By 1854, Epps and his family had amassed "15 bushels of rye, seven cattle, two oxen, 35 bushels of corn, 12 bushels of peas, 300 bushels of turnips, 300 pounds of butter and 30 pounds of wool," valued altogether at $100.
He lost the property for debt owed once in 1870 and then bought it back.
Archaeological study focused on a clearing beside a camp near an old foundation.
Kruczek-Aaron had had the area surveyed with ground-penetrating radar first, looking for clues of metal or other buried artifacts.
Students crisscrossed the clearing, a corner of 40 acres in Lot 84, in grids with metal detectors. They marked every hit with Global Positioning Satellite coordinates.
The actual dig began at two sites: inside the old stone foundation and in a midden (household dump) in the woods.
Both, at first, looked promising, Kruczek-Aaron said.
Students uncovered a hand-wrought metal section of harness and cut nails scattered from the clearing to the dump; but no further evidence surfaced of a mid-19th-century life.
"We really don't think this was used as the domestic residence," Kruczek-Aaron said.
Andrew Barkley, a student working at the site, sifted soil from the dump.
"We've found some ceramics, glass, a door keyhole and some Syracuse china dating to the 1920s and 30s," he said, undeterred.
Students Chris Morine, Shannon Halsey and Rachel Hunt mapped another deep trench dug through the midden in centimeters. Glass bottles and tin relics poked from the pit wall.
The students considered Smith's efforts at Timbucto.
"He decided to help the poorest of the poor," Morine said. "He even said it wasn't going to be easy."
"He probably figured if they could make it here, they could make it anywhere," Halsey said. "Then again, the Epps family was here for 25 years.
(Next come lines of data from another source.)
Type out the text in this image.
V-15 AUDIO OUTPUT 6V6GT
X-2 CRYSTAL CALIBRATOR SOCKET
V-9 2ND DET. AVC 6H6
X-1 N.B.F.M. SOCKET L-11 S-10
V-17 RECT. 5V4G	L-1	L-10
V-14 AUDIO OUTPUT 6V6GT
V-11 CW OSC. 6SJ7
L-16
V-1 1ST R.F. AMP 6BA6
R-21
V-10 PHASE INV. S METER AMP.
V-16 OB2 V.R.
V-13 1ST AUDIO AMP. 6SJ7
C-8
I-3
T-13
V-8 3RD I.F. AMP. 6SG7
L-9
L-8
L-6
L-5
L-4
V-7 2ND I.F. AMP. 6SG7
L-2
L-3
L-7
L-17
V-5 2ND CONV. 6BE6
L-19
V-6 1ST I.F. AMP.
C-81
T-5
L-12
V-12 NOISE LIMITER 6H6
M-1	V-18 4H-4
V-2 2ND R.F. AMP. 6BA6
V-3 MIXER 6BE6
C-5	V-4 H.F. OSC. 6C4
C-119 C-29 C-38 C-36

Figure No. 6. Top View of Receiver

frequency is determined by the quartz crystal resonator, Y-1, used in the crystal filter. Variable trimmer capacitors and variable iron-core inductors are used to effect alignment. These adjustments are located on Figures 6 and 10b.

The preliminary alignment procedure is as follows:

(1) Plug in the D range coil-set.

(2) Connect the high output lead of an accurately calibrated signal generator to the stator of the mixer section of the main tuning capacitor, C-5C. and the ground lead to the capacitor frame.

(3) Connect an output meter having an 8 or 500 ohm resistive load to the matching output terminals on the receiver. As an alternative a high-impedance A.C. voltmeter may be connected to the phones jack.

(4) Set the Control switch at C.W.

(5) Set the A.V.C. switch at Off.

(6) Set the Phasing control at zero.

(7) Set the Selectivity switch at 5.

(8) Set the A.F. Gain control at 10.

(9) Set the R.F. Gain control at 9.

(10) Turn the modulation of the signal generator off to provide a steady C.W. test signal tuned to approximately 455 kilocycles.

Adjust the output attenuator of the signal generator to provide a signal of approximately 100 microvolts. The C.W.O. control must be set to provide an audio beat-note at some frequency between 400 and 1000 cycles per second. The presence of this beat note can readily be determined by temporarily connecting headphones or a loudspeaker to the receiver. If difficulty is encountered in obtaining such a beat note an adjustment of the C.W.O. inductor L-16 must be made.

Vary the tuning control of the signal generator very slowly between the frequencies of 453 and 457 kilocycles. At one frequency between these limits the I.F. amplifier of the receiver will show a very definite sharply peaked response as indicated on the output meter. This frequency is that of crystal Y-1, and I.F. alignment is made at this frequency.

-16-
That could be considered a success."
The Potsdam students were unfazed by the dearth of archaeological evidence found so far.
"It's 40 acres, realistically speaking," Morine said. "We're looking for what might have been a slight impact on a changing landscape."
About two weeks into the dig, Kruczek-Aaron received an old photograph from a member of the Lawrence family, members of whom lived on Epps lot after Lyman Epps, Jr. sold it in 1900.
The photo shows a homestead clearing with three log structures.
A Department of Environmental Conservation map, circa 1900, shared by a neighbor, outlines this same clearing, showing three structures marked about a quarter-mile from where students worked this summer.
That land, part of Lot 84, is now part of the Forest Preserve and might be the original Epps homestead.
Though this summer's work has ended, Kruczek-Aaron hopes to expand the project.
The goal is to produce a new narrative, she said, to search and find details of how social inequality is lived and resisted in rural America.